Muses - « Le fils »

Publié le  27.02.2014

Toujours souriant, surgissant du temps, la fermeture du blouson relevée en visière, il était là, à l’heure dite, malgré les chiffres et malgré le vent.

Les circonstances qui lui auraient fait manquer le train n’existaient pas. Il avait enjambé les barrières, attrapé l’autocar, écarté la buée avec un angle du coude, déjoué les complications du paysage. Il avait desserré le bracelet de sa montre, deux heures durant.

Il avait un carnet dans sa poche. Il n’y touchait pas. Il avait une photo dans sa poche. Il la laissait respirer. La joie, ce jour-là, avait pris la forme d’un visage, dessiné dans l’île, un matin, sur la table de la cuisine, avec le matériel de l’abondance et de l’exil. Il avait les yeux fermés. Il pouvait écrire à présent.

Il filait les phrases à travers la campagne rapide. Il entendait craquer les fibres de la forêt de flammes sous les bottes du garde-forestier. Il prendrait un jour sa suite, dans d’autres forêts.
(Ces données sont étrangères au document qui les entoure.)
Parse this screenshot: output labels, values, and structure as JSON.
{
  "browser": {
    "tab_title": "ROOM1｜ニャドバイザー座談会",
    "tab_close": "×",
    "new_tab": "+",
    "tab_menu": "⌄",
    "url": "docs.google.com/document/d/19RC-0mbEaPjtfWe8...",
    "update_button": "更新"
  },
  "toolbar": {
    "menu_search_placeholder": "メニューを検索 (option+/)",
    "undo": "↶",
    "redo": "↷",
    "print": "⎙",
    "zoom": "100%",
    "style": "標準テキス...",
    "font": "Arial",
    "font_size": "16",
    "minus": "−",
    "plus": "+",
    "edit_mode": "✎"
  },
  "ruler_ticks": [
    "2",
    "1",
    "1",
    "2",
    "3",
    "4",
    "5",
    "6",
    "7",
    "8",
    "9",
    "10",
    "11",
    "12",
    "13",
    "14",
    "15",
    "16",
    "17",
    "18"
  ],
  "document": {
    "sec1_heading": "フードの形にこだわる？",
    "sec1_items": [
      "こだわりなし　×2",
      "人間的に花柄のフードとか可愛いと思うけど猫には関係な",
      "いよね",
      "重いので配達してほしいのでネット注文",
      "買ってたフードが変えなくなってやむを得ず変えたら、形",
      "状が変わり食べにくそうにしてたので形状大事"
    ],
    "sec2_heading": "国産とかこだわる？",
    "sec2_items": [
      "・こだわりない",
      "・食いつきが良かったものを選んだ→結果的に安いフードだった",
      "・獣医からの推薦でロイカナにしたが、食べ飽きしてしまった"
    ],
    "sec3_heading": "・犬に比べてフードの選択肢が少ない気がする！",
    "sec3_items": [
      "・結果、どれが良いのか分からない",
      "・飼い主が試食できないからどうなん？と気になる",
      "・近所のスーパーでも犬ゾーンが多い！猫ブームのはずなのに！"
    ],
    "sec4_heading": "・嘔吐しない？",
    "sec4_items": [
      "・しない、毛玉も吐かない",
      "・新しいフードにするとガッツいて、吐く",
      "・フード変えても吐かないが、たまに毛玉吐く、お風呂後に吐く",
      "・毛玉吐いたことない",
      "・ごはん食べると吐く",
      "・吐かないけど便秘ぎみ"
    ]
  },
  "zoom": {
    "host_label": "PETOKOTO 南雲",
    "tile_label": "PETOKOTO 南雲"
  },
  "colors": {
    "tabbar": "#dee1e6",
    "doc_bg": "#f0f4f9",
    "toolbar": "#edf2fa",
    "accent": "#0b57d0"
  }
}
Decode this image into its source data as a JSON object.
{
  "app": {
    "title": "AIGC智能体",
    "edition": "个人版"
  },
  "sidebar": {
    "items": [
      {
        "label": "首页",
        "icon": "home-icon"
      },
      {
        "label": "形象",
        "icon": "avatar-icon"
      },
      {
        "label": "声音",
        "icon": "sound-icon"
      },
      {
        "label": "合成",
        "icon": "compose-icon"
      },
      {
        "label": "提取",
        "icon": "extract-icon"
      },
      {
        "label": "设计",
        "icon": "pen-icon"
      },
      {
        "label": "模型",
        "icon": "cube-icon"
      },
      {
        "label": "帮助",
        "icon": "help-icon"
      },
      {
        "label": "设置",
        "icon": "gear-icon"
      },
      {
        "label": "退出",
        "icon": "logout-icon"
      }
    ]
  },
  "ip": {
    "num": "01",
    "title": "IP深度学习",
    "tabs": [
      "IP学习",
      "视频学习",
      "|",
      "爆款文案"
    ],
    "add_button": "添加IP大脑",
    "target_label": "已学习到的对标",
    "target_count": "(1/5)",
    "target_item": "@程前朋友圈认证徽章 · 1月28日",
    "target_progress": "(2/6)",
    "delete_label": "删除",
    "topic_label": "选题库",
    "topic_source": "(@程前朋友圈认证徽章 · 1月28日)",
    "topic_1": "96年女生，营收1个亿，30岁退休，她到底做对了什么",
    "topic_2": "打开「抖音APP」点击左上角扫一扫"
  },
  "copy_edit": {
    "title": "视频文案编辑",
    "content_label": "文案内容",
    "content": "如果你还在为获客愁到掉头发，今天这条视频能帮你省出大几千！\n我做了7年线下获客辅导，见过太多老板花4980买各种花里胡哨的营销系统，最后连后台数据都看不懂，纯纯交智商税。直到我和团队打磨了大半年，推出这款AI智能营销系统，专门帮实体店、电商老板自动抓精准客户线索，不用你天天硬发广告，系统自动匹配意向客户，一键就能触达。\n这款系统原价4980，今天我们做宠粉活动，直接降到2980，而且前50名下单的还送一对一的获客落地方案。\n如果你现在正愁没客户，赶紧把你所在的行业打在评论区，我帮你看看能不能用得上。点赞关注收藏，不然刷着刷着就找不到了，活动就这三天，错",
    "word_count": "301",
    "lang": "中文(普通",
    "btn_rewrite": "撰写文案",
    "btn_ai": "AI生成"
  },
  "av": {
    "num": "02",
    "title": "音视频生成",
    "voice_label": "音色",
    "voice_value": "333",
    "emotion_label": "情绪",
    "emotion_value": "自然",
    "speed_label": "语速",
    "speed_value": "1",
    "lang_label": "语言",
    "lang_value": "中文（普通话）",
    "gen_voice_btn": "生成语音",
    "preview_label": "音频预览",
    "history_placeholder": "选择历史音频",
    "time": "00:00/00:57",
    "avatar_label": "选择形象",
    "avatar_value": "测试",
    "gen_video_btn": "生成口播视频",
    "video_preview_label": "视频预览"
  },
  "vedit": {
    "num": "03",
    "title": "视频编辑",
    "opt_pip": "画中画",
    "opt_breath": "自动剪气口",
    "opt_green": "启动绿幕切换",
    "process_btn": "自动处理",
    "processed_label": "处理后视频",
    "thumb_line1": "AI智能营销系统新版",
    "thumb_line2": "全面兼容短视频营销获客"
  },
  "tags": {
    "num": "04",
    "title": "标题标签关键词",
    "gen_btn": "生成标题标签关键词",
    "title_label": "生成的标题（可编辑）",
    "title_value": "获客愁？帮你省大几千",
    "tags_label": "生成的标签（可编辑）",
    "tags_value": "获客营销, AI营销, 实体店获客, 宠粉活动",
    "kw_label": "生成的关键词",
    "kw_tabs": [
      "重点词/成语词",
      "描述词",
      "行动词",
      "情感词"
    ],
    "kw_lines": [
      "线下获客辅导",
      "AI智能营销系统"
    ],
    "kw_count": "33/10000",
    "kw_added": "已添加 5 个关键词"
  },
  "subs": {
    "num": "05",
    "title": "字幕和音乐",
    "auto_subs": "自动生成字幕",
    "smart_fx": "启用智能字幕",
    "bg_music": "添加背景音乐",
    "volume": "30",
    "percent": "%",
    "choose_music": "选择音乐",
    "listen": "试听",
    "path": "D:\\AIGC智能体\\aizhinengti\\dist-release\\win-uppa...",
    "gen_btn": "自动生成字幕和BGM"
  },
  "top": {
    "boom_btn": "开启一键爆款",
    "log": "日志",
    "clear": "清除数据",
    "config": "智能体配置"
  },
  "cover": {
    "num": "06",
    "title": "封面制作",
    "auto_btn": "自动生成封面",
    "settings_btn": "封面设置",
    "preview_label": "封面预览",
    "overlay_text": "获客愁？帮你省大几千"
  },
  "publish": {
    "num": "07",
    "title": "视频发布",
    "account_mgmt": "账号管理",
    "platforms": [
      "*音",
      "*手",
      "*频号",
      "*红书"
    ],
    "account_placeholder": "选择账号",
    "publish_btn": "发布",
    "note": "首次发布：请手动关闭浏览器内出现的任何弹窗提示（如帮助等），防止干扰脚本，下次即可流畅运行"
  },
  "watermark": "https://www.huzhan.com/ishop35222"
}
Le tapis de feuillages, le bois sec, la saison épinglée aux quatre branches de l’hiver, étaient les instruments de son écritoire. Il serait un jour un écrivain doué pour les signes, il n’aurait pas besoin de boussole pour circuler dans la forêt des mots.

Il entendait la longue plainte du cerf traqué, le gel du lièvre et du renard, il sentait une accélération du sang. Le trajet touchait à son terme, le train commençait à gronder. Un autre voyage commençait.

Toujours souriant, surgissant du temps, il a fait coulisser le curseur du blouson.